To adapt to the economic downturn, Japanese companies have employed a large number of temporary workers to cut costs. These people have unstable incomes and little security, but at least they have jobs and don`t need to take to the streets.
Economic development has its own cycle and no economy can keep growing all the time. Yet it is still unusual that Japan`s economy has seen barely any growth in two decades.
But what`s critical is not to keep continued GDP growth, but to make the economy run normally and stabilize the society through macro-regulation when GDP isn`t growing. In the meantime, companies calmly reduce the surplus industrial capacity, seek for new markets and investment opportunities, and keep the momentum of innovation to deal with the lasting economic downturn.
Today`s Japan has a government debt that is nearly 2.4 times of its GDP. But only 10 percent of the debt is in the hands of foreigners, with the rest purchased by Japanese citizens. Japanese government issues bonds to bring together the savings of Japanese companies and people, and then spends the money to sustain the steady economic operation. This is seen by Chinese economist Li Yang as reasonable deficit and debt. These policies accord with Japan`s reality and have worked out well.
Despite the sizable debt of Japanese government, the Japanese people hold enormous financial assets. The country also has foreign exchange reserve of over $1 trillion, net foreign assets and profits from long-term trade and overseas investment.

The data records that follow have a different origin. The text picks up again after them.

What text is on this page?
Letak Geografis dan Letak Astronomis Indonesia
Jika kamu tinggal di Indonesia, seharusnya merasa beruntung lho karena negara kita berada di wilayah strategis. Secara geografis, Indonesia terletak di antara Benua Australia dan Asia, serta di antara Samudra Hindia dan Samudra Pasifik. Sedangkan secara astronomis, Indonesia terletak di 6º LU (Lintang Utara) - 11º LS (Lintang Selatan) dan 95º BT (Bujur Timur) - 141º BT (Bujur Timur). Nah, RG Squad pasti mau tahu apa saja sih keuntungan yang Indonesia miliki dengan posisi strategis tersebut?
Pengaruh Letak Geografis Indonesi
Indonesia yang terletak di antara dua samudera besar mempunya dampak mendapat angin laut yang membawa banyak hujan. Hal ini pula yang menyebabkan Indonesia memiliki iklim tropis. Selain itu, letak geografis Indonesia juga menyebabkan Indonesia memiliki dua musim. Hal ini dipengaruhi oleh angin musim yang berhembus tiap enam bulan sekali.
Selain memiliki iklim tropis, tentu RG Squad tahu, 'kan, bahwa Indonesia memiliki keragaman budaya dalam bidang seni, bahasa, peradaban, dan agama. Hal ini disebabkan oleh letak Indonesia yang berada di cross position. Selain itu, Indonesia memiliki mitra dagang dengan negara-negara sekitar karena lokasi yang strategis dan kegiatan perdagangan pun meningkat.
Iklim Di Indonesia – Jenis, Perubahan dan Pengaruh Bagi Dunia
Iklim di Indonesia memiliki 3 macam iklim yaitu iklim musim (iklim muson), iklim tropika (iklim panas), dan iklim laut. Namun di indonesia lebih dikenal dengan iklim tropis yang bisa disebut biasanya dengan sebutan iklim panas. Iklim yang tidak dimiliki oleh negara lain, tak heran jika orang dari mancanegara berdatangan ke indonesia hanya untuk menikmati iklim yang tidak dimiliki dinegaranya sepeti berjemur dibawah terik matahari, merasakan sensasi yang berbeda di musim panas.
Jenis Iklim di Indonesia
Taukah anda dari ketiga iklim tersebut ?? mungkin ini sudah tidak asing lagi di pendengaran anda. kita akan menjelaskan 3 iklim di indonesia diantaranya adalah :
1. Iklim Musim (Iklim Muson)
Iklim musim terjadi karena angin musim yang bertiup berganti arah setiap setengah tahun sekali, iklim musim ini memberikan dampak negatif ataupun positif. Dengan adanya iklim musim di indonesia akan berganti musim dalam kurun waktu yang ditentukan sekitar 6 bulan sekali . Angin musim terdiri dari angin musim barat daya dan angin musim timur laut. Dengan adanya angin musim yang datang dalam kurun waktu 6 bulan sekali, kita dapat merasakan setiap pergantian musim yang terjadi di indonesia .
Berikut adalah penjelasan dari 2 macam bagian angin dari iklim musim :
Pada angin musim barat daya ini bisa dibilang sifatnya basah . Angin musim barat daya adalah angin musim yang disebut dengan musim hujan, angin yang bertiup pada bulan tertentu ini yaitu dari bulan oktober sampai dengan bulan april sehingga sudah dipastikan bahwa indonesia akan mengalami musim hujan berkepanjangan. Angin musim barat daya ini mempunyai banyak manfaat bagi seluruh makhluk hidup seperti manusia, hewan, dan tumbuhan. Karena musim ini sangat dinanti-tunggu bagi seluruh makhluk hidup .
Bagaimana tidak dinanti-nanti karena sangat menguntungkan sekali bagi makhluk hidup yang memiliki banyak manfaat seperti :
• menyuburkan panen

The overseas investment and profits of Japanese companies have been growing. In 2015, Japanese firms` overseas mergers and acquisitions in total exceeded 10 trillion yen ($93 billion) for the first time, a record high. The Japanese model won`t break down in the foreseeable future.
China needs to pay attention to three aspects of Japan`s experiences. First of all, Japan has built a stable social security system based on long-term accumulation of wealth, which has been able to maintain a basic living for vulnerable populations in the event of crisis. Besides, Japanese government`s measures take into account the tradition of savings in East Asian culture and the Japanese public`s trust in the country. The gains from government-issued bonds are stringently monitored to ensure high transparency and form a virtuous cycle.
Japanese companies have adapted to economic slowdown swiftly and adjust themselves to reduce excessive capacity and secure sufficient input in research and development. Hence they continue to stand at the forefront of global manufacturing.
It`s true that the disproportionately high debt of government remains a potential problem for Japan`s future development. It`s tough for Japan to rely on the overseas profits by Japanese companies and meanwhile ensure enough income for the public to continue buying bonds.
Even so, Japan is likely to retain its position as an economic heavyweight in the world in the next two decades, as it has for the past 20 years. This deserves careful study, especially since China`s total debt load has reached 237 percent of its GDP, according to data from the Bank for International Settlements.
The author is a senior fellow with the Chongyang Institute for Financial Studies at Renmin University of China.